Exodus 16:19 “Let no one leave any of it ‘till morning.”

Observation: The nation of Israel was in the Wilderness of Sin after the Exodus from Egypt, and they “….complained against Moses and Aaron…” (v.2) Essentially, they said they had rather died in Egypt’s slavery where meat and bread were available then live as a free people being led by God. So the Lord promised to give them bread from heaven each morning which they could gather and always have enough. But each man was to gather according to his ned and the need of those in his tent. Moses had specifically instructed that no leftovers should be kept. Some disobeyed, though, but found their stash stank, filled with worms.

Application: After 400 years as slavery it is understandable that some would be slow to comprehend that they now were under a new Master, a Divine one deeply committed to meeting their needs. So they disobeyed God’s admonition not to hoard and found everything they stored up simply wasting away. Yet on the sixth day they were to gather a two-day supply to tide them over through Sabbath, and found that the sixth day supply did not rot.

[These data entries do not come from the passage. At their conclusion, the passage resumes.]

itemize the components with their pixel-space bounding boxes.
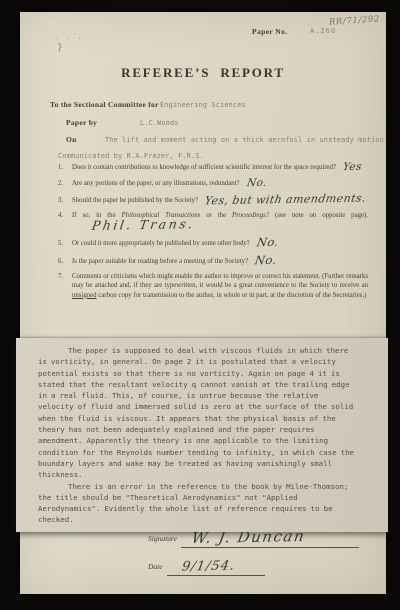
question-number: 5. [58,239,72,248]
question-item-4: 4.If so, in the Philosophical Transactio… [58,211,368,232]
comment-paragraph: The paper is supposed to deal with visco… [38,345,354,481]
staple-marks: · · · [56,34,84,43]
question-text-segment: Or could it more appropriately be publis… [72,240,250,247]
typewritten-comments-sheet: The paper is supposed to deal with visco… [16,338,388,532]
question-text-segment: Comments or criticisms which might enabl… [72,273,368,289]
committee-value: Engineering Sciences [160,101,246,109]
archive-reference-pencil-note: RR/71/292 [329,14,381,28]
paper-by-value: L.C.Woods [140,119,179,127]
question-text-segment: or the [200,212,232,219]
on-label: On [66,135,77,144]
pencil-bracket-mark: } [57,43,63,53]
question-number: 2. [58,179,72,188]
comments-paragraphs: The paper is supposed to deal with visco… [16,345,388,526]
on-value: The lift and moment acting on a thick ae… [105,136,384,144]
question-number: 1. [58,163,72,172]
communicated-by-line: Communicated by R.A.Frazer, F.R.S. [58,152,204,160]
question-item-2: 2.Are any portions of the paper, or any … [58,178,368,188]
handwritten-answer: No. [256,237,279,247]
question-item-6: 6.Is the paper suitable for reading befo… [58,255,368,266]
question-text-segment: Is the paper suitable for reading before… [72,258,248,265]
question-item-5: 5.Or could it more appropriately be publ… [58,237,368,248]
question-item-1: 1.Does it contain contributions to knowl… [58,162,368,172]
handwritten-answer: No. [246,178,268,188]
question-text-segment: Does it contain contributions to knowled… [72,164,336,171]
question-text-segment: carbon copy for transmission to the auth… [97,292,367,299]
questions-list: 1.Does it contain contributions to knowl… [58,162,368,306]
paper-no-label: Paper No. [252,27,288,36]
date-handwritten-value: 9/1/54. [180,560,235,574]
handwritten-answer: Yes, but with amendments. [204,193,367,206]
question-text-segment: unsigned [72,292,97,299]
date-label: Date [148,562,163,571]
question-item-3: 3.Should the paper be published by the S… [58,195,368,205]
handwritten-answer: No. [254,255,277,265]
signature-label: Signature [148,534,177,543]
committee-label: To the Sectional Committee for [50,100,159,109]
question-text-segment: Should the paper be published by the Soc… [72,197,198,204]
question-item-7: 7.Comments or criticisms which might ena… [58,272,368,300]
question-text-segment: Are any portions of the paper, or any il… [72,180,240,187]
question-text-segment: Proceedings? [232,212,269,219]
date-line: 9/1/54. [167,556,265,576]
question-number: 3. [58,196,72,205]
question-number: 4. [58,211,72,220]
date-row: Date 9/1/54. [148,556,265,576]
page-title: REFEREE’S REPORT [20,65,386,81]
paper-by-label: Paper by [66,118,97,127]
question-text-segment: (see note on opposite page). [269,212,368,219]
question-number: 6. [58,257,72,266]
question-number: 7. [58,272,72,281]
paper-no-value: A.260 [310,27,336,35]
handwritten-answer: Phil. Trans. [91,219,195,231]
comment-paragraph: There is an error in the reference to th… [38,481,354,526]
handwritten-answer: Yes [342,162,362,172]
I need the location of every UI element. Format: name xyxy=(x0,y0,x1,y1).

God seems to have been purposeful in His strategy to teach His children to rely just upon Him. Hoarding was antithetical to trusting, and He was demanding total trust. At that stage of their desert wanderings they could not have imagined that forty more years stretched before them, but God knew their future. He knew how essential it was that they learn to trust Him for their daily provision. So whatever they tried to store up was done in the flesh. It was old man thinking, a slave mentality. And it was a direct affront to God.

I hear in this a foreshadowing of a couple of things God said in 1 Peter 2. Verse 21 says that I am called to identify with Christ whose suffering left me an example to follow. And what was His example? Ver23(b) says, “He committed Himself to Him who juges righteously.”

There is about this the feel of exclusivity…Jesus’ commitment was so complete it was as though He was saying, “Father, if You don’t come through, all is lost. I’m a goner. I have burned all bridges to any other strategy, any other resource but You.”

I wonder: Am I more like Him, or more like a son of slaves? What sort of bank balances do I hold in reserve in case He doesn’t come through? What have I accumulated and hoarded, rather than spent as He directs? Biblical stewardship is straightforwardly simple: using God’s resources as God directs. Anything less is disobedience, and God will lovingly do for me what He did for His chosen ones: He will make it into a stench as I hang on to it rather than to Him.

Prayer: Father, I realize that while I have trusted You in some things, my trust has not embodied the exclusivity You demand. Strip me, Lord, of reliance on any but You, for You judge righteously.